The concentric ring lines and the spoke lines radiating from the center are controlled under plotOptions.polarArea.

plotOptions: {
  polarArea: {
    rings: {
      strokeWidth: 1,
      strokeColor: '#e8e8e8'
    },
    spokes: {
      strokeWidth: 1,
      connectorColors: '#e8e8e8'
    }
  }
}

rings.strokeWidth sets the pixel width of each concentric circle. Set it to 0 to hide the rings entirely. rings.strokeColor accepts a hex color string.

spokes.strokeWidth sets the width of each line that radiates from the center to the outer edge. spokes.connectorColors accepts either a single color string (all spokes share the color) or an array of color strings (each spoke gets its own color, matched by index to the sector order).

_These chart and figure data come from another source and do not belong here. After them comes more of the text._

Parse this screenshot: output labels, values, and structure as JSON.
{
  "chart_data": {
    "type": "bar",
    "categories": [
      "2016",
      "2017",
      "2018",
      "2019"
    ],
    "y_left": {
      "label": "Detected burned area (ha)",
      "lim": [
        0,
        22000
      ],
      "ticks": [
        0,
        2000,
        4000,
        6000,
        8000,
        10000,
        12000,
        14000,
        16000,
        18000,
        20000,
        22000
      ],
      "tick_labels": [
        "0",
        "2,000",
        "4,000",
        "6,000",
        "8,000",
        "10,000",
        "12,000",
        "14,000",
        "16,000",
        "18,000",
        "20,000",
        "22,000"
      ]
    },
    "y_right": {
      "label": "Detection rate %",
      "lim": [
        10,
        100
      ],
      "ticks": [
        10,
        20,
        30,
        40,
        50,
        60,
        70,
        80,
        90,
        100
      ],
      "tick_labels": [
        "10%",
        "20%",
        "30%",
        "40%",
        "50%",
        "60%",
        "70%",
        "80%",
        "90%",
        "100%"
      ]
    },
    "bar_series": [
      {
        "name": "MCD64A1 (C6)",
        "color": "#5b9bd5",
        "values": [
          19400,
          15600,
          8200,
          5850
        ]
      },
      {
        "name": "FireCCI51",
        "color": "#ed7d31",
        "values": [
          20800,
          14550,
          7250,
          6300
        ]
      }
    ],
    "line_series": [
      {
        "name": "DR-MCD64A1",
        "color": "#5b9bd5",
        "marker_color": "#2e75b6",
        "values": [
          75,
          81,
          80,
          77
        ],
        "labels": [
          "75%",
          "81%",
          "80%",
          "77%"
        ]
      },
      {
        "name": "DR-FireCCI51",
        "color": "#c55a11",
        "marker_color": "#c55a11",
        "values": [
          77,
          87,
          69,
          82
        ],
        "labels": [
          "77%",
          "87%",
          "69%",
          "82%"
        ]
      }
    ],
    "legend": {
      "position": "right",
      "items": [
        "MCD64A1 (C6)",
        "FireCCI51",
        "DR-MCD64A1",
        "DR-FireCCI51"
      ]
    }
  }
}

To remove the grid lines and leave only the filled sectors, set both strokeWidth values to 0:

plotOptions: {
  polarArea: {
    rings: {
      strokeWidth: 0
    },
    spokes: {
      strokeWidth: 0
    }
  }
}

Monochrome Variant

When the default multi-color palette does not fit a brand or a subdued presentation, use the theme.monochrome option to shade all sectors from a single base color. ApexCharts automatically generates tints and shades from the color you supply.

const options = {
  series: [14, 23, 21, 17, 15, 10, 12, 17, 21],
  labels: ['Comedy', 'Action', 'SciFi', 'Drama', 'Horror', 'Musical', 'Sport', 'Thriller', 'Romance'],
  chart: {
    type: 'polarArea',
    height: 420
  },
  stroke: {
    colors: ['#fff']
  },
  fill: {
    opacity: 0.8
  },
  theme: {
    monochrome: {
      enabled: true,
      color: '#008FFB',
      shadeTo: 'light',
      shadeIntensity: 0.65
    }
  },
  legend: {
    position: 'bottom'
  }
}

shadeTo: 'light' shades from the base color toward white. Use 'dark' to shade toward black. shadeIntensity controls how far the shading goes: 0 produces nearly identical sectors while 1 produces a full range from the base color to white or black.

Responsive Configuration

The chart resizes automatically when the browser window changes, but you can override specific options at defined breakpoints using the responsive array. Each entry in the array specifies a breakpoint in pixels and an options object that is merged into the chart configuration when the viewport width is below that breakpoint.

const options = {
  series: [14, 23, 21, 17, 15, 10, 12, 17, 21],
  labels: ['Comedy', 'Action', 'SciFi', 'Drama', 'Horror', 'Musical', 'Sport', 'Thriller', 'Romance'],
  chart: {
    type: 'polarArea',
    height: 420
  },
  stroke: {
    colors: ['#fff']
  },
  fill: {
    opacity: 0.8
  },
  legend: {
    position: 'right'
  },
  responsive: [
    {
      breakpoint: 768,
      options: {
        chart: {
          height: 340
        },
        legend: {
          position: 'bottom'
        }
      }
    },
    {
      breakpoint: 480,
      options: {
        chart: {
          height: 260
        },
        legend: {
          show: false
        }
      }
    }
  ]
}

At viewport widths above 768 px the legend sits to the right of the chart. Below 768 px the chart height reduces and the legend moves to the bottom. Below 480 px the chart shrinks further and the legend is hidden entirely to reclaim space on small phone screens.

Customizing Data Labels

The percentage or raw values displayed inside each sector are controlled by dataLabels. By default a formatter receives the percentage value as the first argument.

dataLabels: {
  enabled: true,
  formatter: function (val) {
    return val.toFixed(1) + '%'
  }
}

To show the raw numeric value from series instead of the percentage, use the third argument of the formatter which carries the full data context:

dataLabels: {
  enabled: true,
  formatter: function (val, opts) {
    return opts.w.globals.series[opts.seriesIndex]
  }
}

Full documentation for dataLabels is at options.dataLabels.